Une précarité aussi nouvelle que grandissante, qui contribue à alimenter des spéculations constantes sur leur avenir au sein de leurs ateliers à l'aide de storytelling digne d’une série Netflix. Intrigues, rebondissements, dénouements : chaque nomination et départ contribue à alimenter une forme de fashion drama permanent qui vient asseoir la place de l’industrie du luxe dans l’espace médiatique, mais aussi socio-économique.

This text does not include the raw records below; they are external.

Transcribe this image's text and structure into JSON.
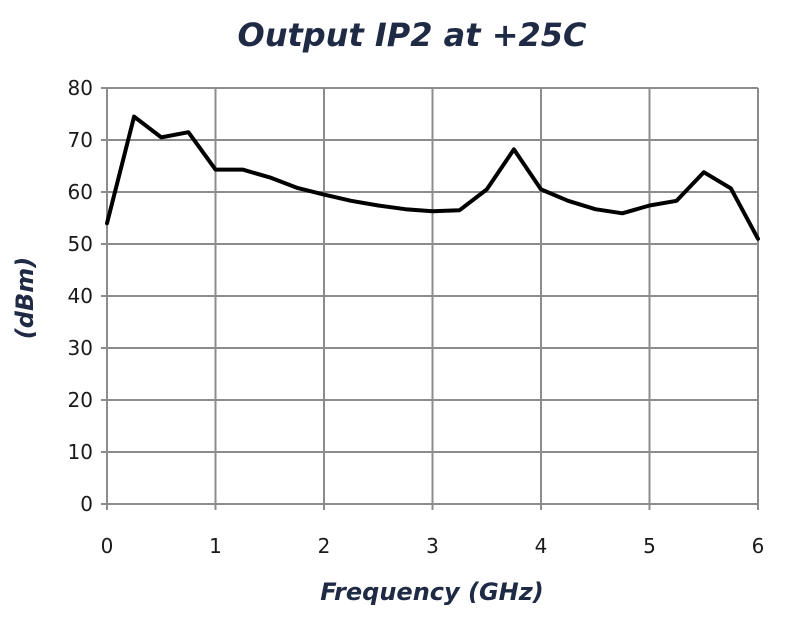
{
  "chart_data": {
    "type": "line",
    "title": "Output IP2 at +25C",
    "xlabel": "Frequency (GHz)",
    "ylabel": "(dBm)",
    "xlim": [
      0,
      6
    ],
    "ylim": [
      0,
      80
    ],
    "x_ticks": [
      0,
      1,
      2,
      3,
      4,
      5,
      6
    ],
    "y_ticks": [
      0,
      10,
      20,
      30,
      40,
      50,
      60,
      70,
      80
    ],
    "grid": true,
    "legend": "none",
    "line_color": "#000000",
    "grid_color": "#8c8c8c",
    "series": [
      {
        "x": [
          0,
          0.25,
          0.5,
          0.75,
          1.0,
          1.25,
          1.5,
          1.75,
          2.0,
          2.25,
          2.5,
          2.75,
          3.0,
          3.25,
          3.5,
          3.75,
          4.0,
          4.25,
          4.5,
          4.75,
          5.0,
          5.25,
          5.5,
          5.75,
          6.0
        ],
        "y": [
          54,
          74.5,
          70.5,
          71.5,
          64.3,
          64.3,
          62.8,
          60.8,
          59.5,
          58.3,
          57.4,
          56.7,
          56.3,
          56.5,
          60.5,
          68.2,
          60.5,
          58.3,
          56.7,
          55.9,
          57.4,
          58.3,
          63.8,
          60.7,
          51
        ]
      }
    ]
  }
}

Le but ? Capter et entretenir l’attention (limitée) d’un public noyé dans un flux constant d'infos en tout genre, quitte à observer l’émergence de directeur-rice-s artistiques issus du star système, à l’image de Pharrell Williams chez Louis Vuitton homme, ou de Dua Lipa venue saluer aux côtés de Donatella Versace à la fin du défilé Versace Pre-Fall 2023.

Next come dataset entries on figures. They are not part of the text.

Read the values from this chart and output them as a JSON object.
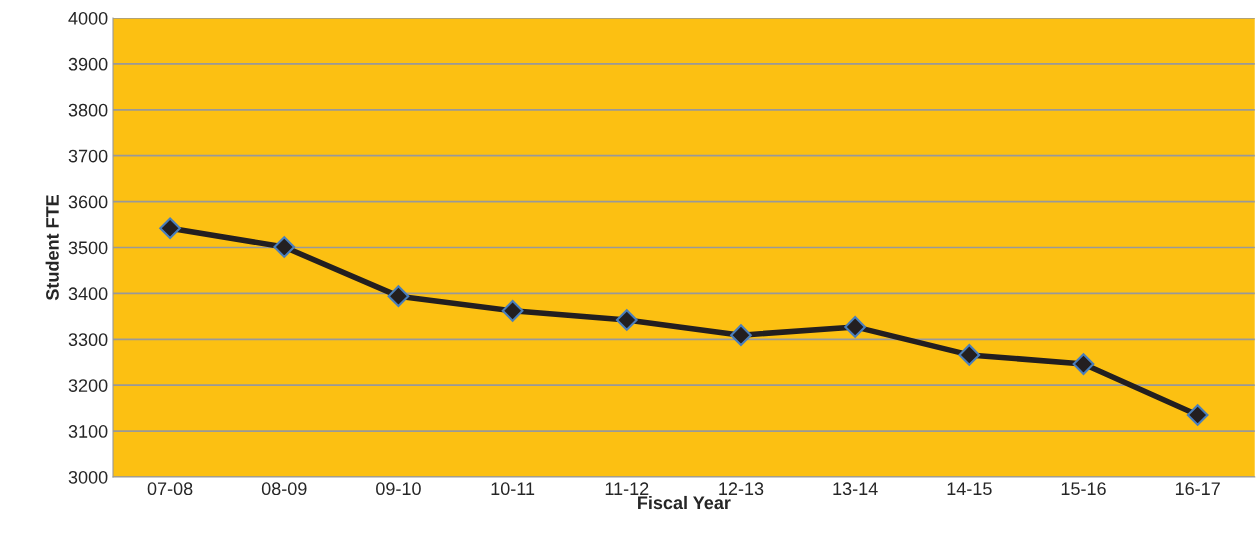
{
  "chart_data": {
    "type": "line",
    "xlabel": "Fiscal Year",
    "ylabel": "Student FTE",
    "categories": [
      "07-08",
      "08-09",
      "09-10",
      "10-11",
      "11-12",
      "12-13",
      "13-14",
      "14-15",
      "15-16",
      "16-17"
    ],
    "series": [
      {
        "color": "#231f20",
        "values": [
          3542,
          3501,
          3394,
          3362,
          3342,
          3309,
          3327,
          3266,
          3246,
          3135
        ]
      }
    ],
    "ylim": [
      3000,
      4000
    ],
    "yticks": [
      3000,
      3100,
      3200,
      3300,
      3400,
      3500,
      3600,
      3700,
      3800,
      3900,
      4000
    ],
    "grid": "y",
    "marker": "diamond",
    "line_style": "solid",
    "legend": false
  }
}
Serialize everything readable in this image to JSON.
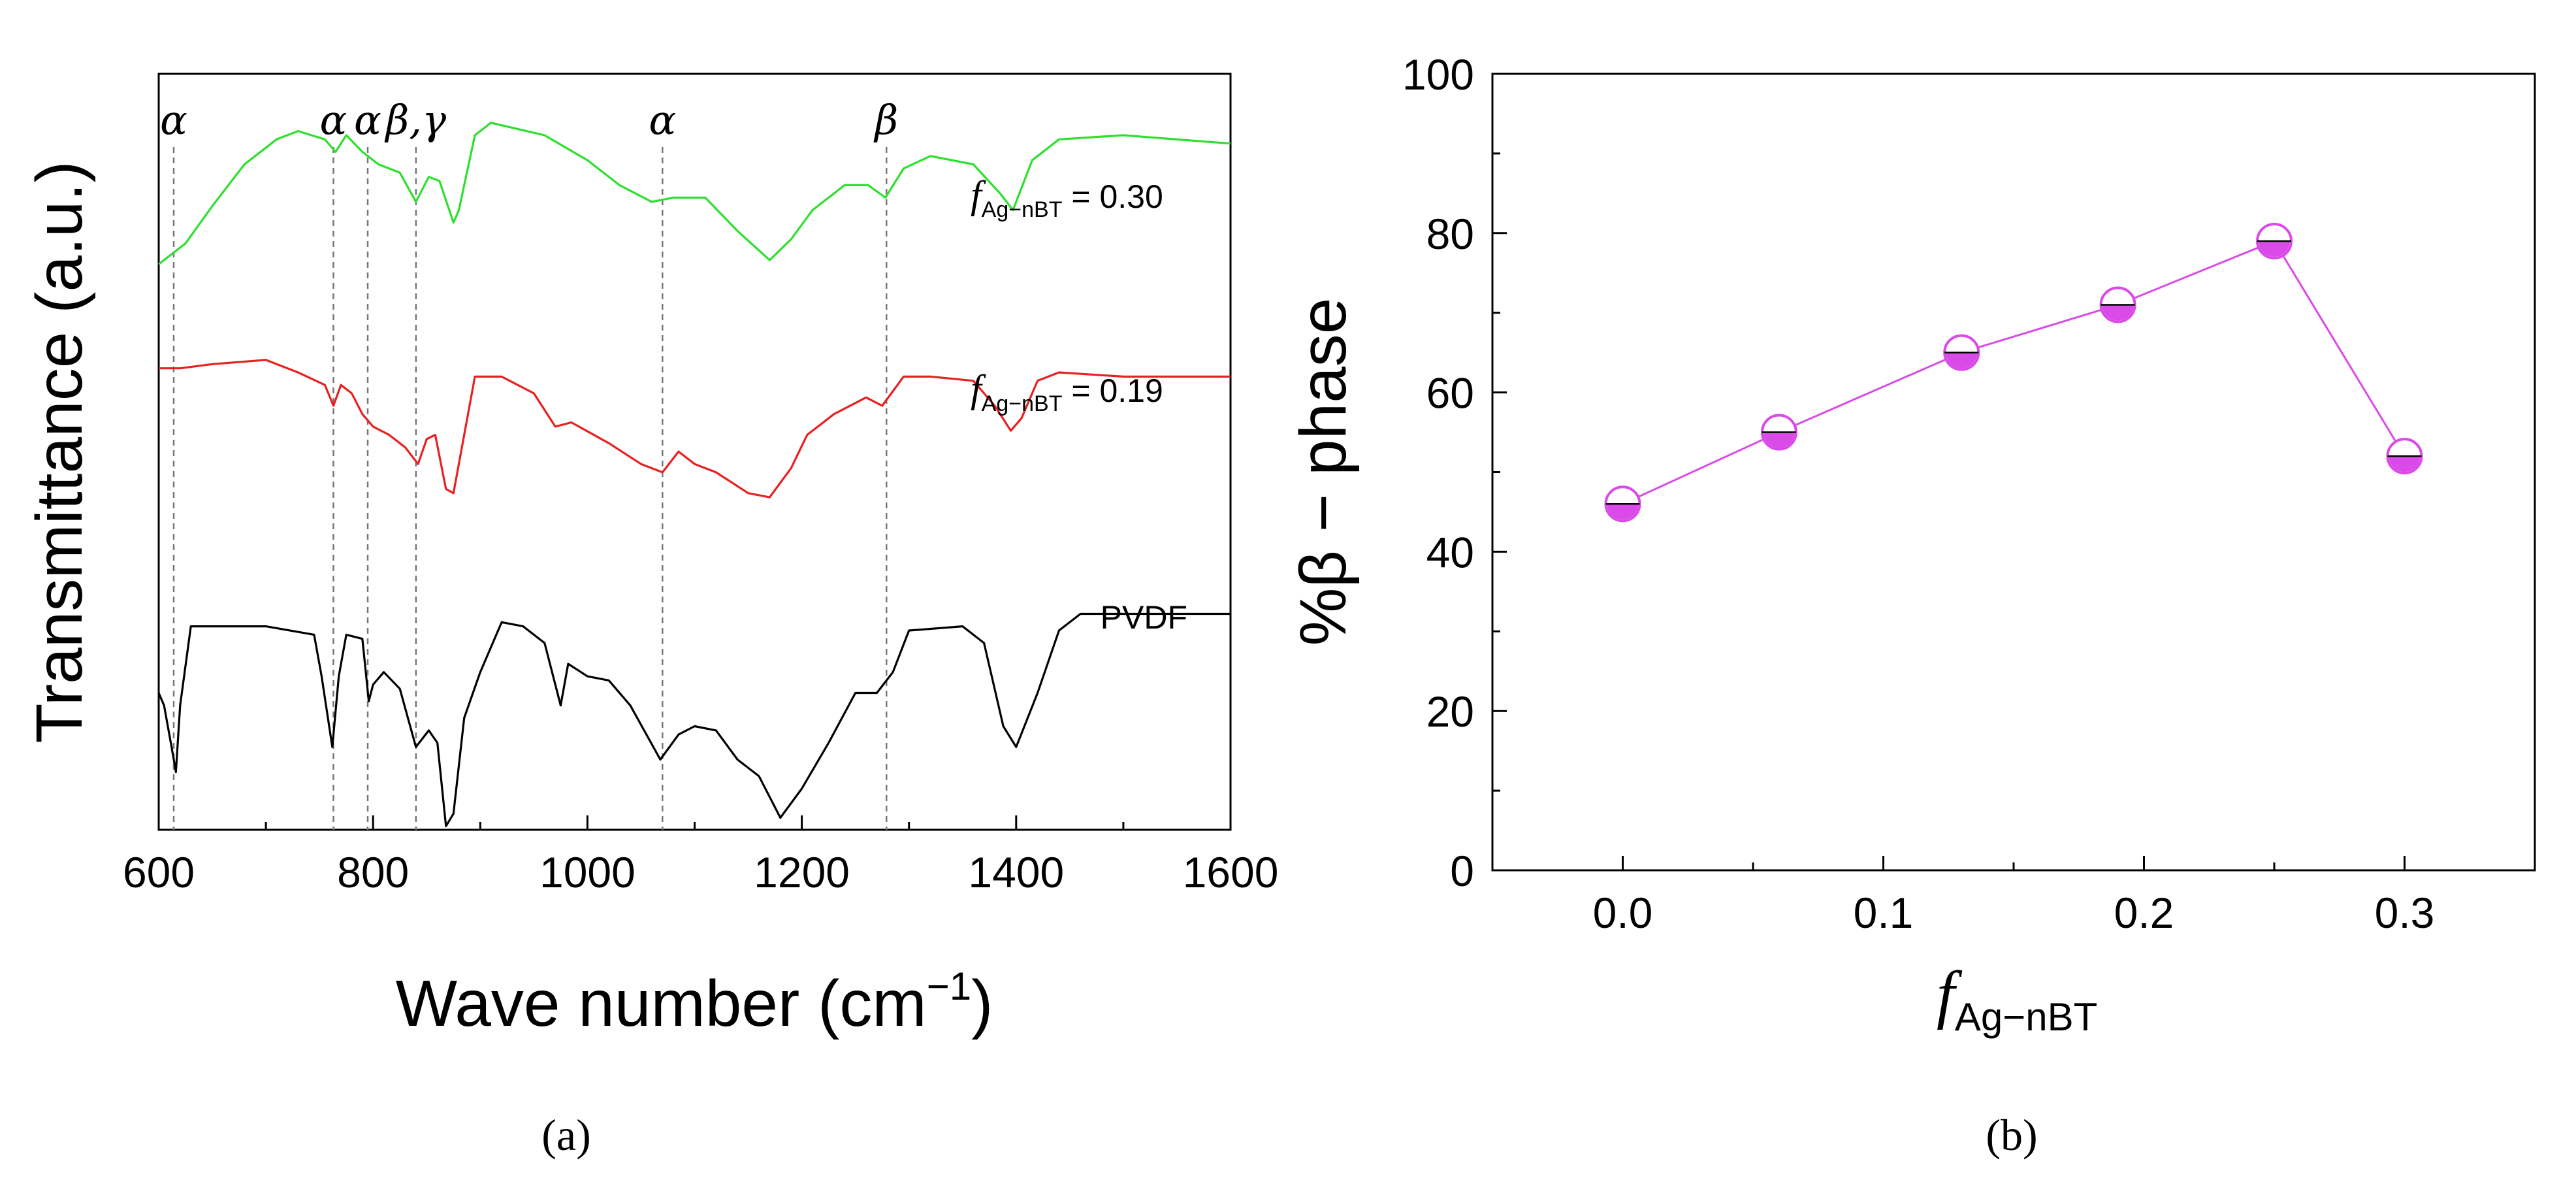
{
  "chart_data": [
    {
      "type": "line",
      "panel": "a",
      "caption": "(a)",
      "xlabel": "Wave number (cm",
      "xlabel_sup": "−1",
      "xlabel_close": ")",
      "ylabel": "Transmittance (a.u.)",
      "xlim": [
        600,
        1600
      ],
      "xticks": [
        "600",
        "800",
        "1000",
        "1200",
        "1400",
        "1600"
      ],
      "peak_markers": [
        {
          "label": "α",
          "x": 614
        },
        {
          "label": "α",
          "x": 763
        },
        {
          "label": "α",
          "x": 795
        },
        {
          "label": "β,γ",
          "x": 840
        },
        {
          "label": "α",
          "x": 1070
        },
        {
          "label": "β",
          "x": 1279
        }
      ],
      "series": [
        {
          "name": "PVDF",
          "label": "PVDF",
          "color": "#000000",
          "points": [
            [
              600,
              0.58
            ],
            [
              605,
              0.55
            ],
            [
              612,
              0.45
            ],
            [
              616,
              0.39
            ],
            [
              620,
              0.55
            ],
            [
              630,
              0.74
            ],
            [
              700,
              0.74
            ],
            [
              745,
              0.72
            ],
            [
              752,
              0.62
            ],
            [
              762,
              0.45
            ],
            [
              768,
              0.62
            ],
            [
              775,
              0.72
            ],
            [
              790,
              0.71
            ],
            [
              796,
              0.56
            ],
            [
              800,
              0.6
            ],
            [
              810,
              0.63
            ],
            [
              825,
              0.59
            ],
            [
              840,
              0.45
            ],
            [
              852,
              0.49
            ],
            [
              860,
              0.46
            ],
            [
              868,
              0.26
            ],
            [
              875,
              0.29
            ],
            [
              885,
              0.52
            ],
            [
              900,
              0.63
            ],
            [
              920,
              0.75
            ],
            [
              940,
              0.74
            ],
            [
              960,
              0.7
            ],
            [
              975,
              0.55
            ],
            [
              982,
              0.65
            ],
            [
              1000,
              0.62
            ],
            [
              1020,
              0.61
            ],
            [
              1040,
              0.55
            ],
            [
              1068,
              0.42
            ],
            [
              1085,
              0.48
            ],
            [
              1100,
              0.5
            ],
            [
              1120,
              0.49
            ],
            [
              1140,
              0.42
            ],
            [
              1160,
              0.38
            ],
            [
              1180,
              0.28
            ],
            [
              1200,
              0.35
            ],
            [
              1225,
              0.46
            ],
            [
              1250,
              0.58
            ],
            [
              1270,
              0.58
            ],
            [
              1285,
              0.63
            ],
            [
              1300,
              0.73
            ],
            [
              1350,
              0.74
            ],
            [
              1370,
              0.7
            ],
            [
              1388,
              0.5
            ],
            [
              1400,
              0.45
            ],
            [
              1420,
              0.58
            ],
            [
              1440,
              0.73
            ],
            [
              1460,
              0.77
            ],
            [
              1600,
              0.77
            ]
          ]
        },
        {
          "name": "f_Ag-nBT = 0.19",
          "label_f": "f",
          "label_sub": "Ag−nBT",
          "label_val": " = 0.19",
          "color": "#e82020",
          "points": [
            [
              600,
              1.36
            ],
            [
              620,
              1.36
            ],
            [
              650,
              1.37
            ],
            [
              700,
              1.38
            ],
            [
              730,
              1.35
            ],
            [
              755,
              1.32
            ],
            [
              763,
              1.27
            ],
            [
              770,
              1.32
            ],
            [
              780,
              1.3
            ],
            [
              790,
              1.25
            ],
            [
              800,
              1.22
            ],
            [
              815,
              1.2
            ],
            [
              830,
              1.17
            ],
            [
              842,
              1.13
            ],
            [
              850,
              1.19
            ],
            [
              858,
              1.2
            ],
            [
              868,
              1.07
            ],
            [
              875,
              1.06
            ],
            [
              885,
              1.2
            ],
            [
              895,
              1.34
            ],
            [
              920,
              1.34
            ],
            [
              950,
              1.3
            ],
            [
              970,
              1.22
            ],
            [
              985,
              1.23
            ],
            [
              1020,
              1.18
            ],
            [
              1050,
              1.13
            ],
            [
              1070,
              1.11
            ],
            [
              1085,
              1.16
            ],
            [
              1100,
              1.13
            ],
            [
              1120,
              1.11
            ],
            [
              1150,
              1.06
            ],
            [
              1170,
              1.05
            ],
            [
              1190,
              1.12
            ],
            [
              1205,
              1.2
            ],
            [
              1230,
              1.25
            ],
            [
              1260,
              1.29
            ],
            [
              1275,
              1.27
            ],
            [
              1295,
              1.34
            ],
            [
              1320,
              1.34
            ],
            [
              1360,
              1.33
            ],
            [
              1380,
              1.27
            ],
            [
              1395,
              1.21
            ],
            [
              1405,
              1.24
            ],
            [
              1420,
              1.33
            ],
            [
              1440,
              1.35
            ],
            [
              1500,
              1.34
            ],
            [
              1600,
              1.34
            ]
          ]
        },
        {
          "name": "f_Ag-nBT = 0.30",
          "label_f": "f",
          "label_sub": "Ag−nBT",
          "label_val": " = 0.30",
          "color": "#2de02d",
          "points": [
            [
              600,
              1.61
            ],
            [
              625,
              1.66
            ],
            [
              650,
              1.75
            ],
            [
              680,
              1.85
            ],
            [
              710,
              1.91
            ],
            [
              730,
              1.93
            ],
            [
              755,
              1.91
            ],
            [
              765,
              1.88
            ],
            [
              775,
              1.92
            ],
            [
              790,
              1.88
            ],
            [
              805,
              1.85
            ],
            [
              825,
              1.83
            ],
            [
              840,
              1.76
            ],
            [
              852,
              1.82
            ],
            [
              862,
              1.81
            ],
            [
              875,
              1.71
            ],
            [
              880,
              1.74
            ],
            [
              895,
              1.92
            ],
            [
              910,
              1.95
            ],
            [
              960,
              1.92
            ],
            [
              1000,
              1.86
            ],
            [
              1030,
              1.8
            ],
            [
              1060,
              1.76
            ],
            [
              1080,
              1.77
            ],
            [
              1110,
              1.77
            ],
            [
              1140,
              1.69
            ],
            [
              1170,
              1.62
            ],
            [
              1190,
              1.67
            ],
            [
              1210,
              1.74
            ],
            [
              1240,
              1.8
            ],
            [
              1262,
              1.8
            ],
            [
              1278,
              1.77
            ],
            [
              1295,
              1.84
            ],
            [
              1320,
              1.87
            ],
            [
              1360,
              1.85
            ],
            [
              1385,
              1.78
            ],
            [
              1397,
              1.74
            ],
            [
              1415,
              1.86
            ],
            [
              1440,
              1.91
            ],
            [
              1500,
              1.92
            ],
            [
              1600,
              1.9
            ]
          ]
        }
      ]
    },
    {
      "type": "scatter",
      "panel": "b",
      "caption": "(b)",
      "xlabel_f": "f",
      "xlabel_sub": "Ag−nBT",
      "ylabel": "%β − phase",
      "xlim": [
        -0.05,
        0.35
      ],
      "ylim": [
        0,
        100
      ],
      "xticks": [
        "0.0",
        "0.1",
        "0.2",
        "0.3"
      ],
      "yticks": [
        "0",
        "20",
        "40",
        "60",
        "80",
        "100"
      ],
      "color": "#d94ae8",
      "x": [
        0.0,
        0.06,
        0.13,
        0.19,
        0.25,
        0.3
      ],
      "y": [
        46,
        55,
        65,
        71,
        79,
        52
      ]
    }
  ]
}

Face à ces gossips en tous genres, certain-e-s insiders se sont imposé-e-s comme des références en matière d’informations (et de rumeurs) mode.
Style Not Com, l'officiel
Adoubé par les maisons de luxe, le compte Instagram mené par Beka Gvishiani relaie des informations vérifiées et validées par les marques. Son positionnement institutionnel lui permet d’obtenir des exclusivités confirmées par les maisons elles-mêmes, garantissant ainsi un contenu crédible et aligné avec la communication officielle des grandes marques. Un point de repère fiable pour éviter les fake news et comprendre les décisions stratégiques prises en interne.
Boring Not Com, l'anonyme
Considéré comme le Gossip Girl de la mode, ce compte anonyme ne publie jamais d’informations de manière explicite, mais préfère distiller çà et là des indices, alimentant les théories et les spéculations de ses abonné-e-s. Un ton léger et sarcastique qui en fait un acteur majeur de l’infotainment dans l’univers mode.
Diet Prada, le vétéran
Véritable précurseur du fact-checking mode, Diet Prada s’est construit une réputation de justicier à toute épreuve. Il analyse non seulement les rumeurs avec un regard critique, mais il n’hésite pas non plus à dénoncer les dérives du secteur, qu’il s’agisse de plagiat, d’abus ou de problématiques éthiques. Une influence telle que certaines marques doivent désormais répondre publiquement aux accusations portées sur ce compte.
Miss Tweed, l'ultra-informée
Dirigé par la journaliste indépendante Astrid Wendlandt, ce blog propose des enquêtes approfondies et des scoops souvent confirmés par la suite. Contrairement aux autres comptes plus sensationnalistes, Miss Tweed se base sur des recherches poussées et des sources internes crédibles, ce qui en fait une référence dans l’industrie.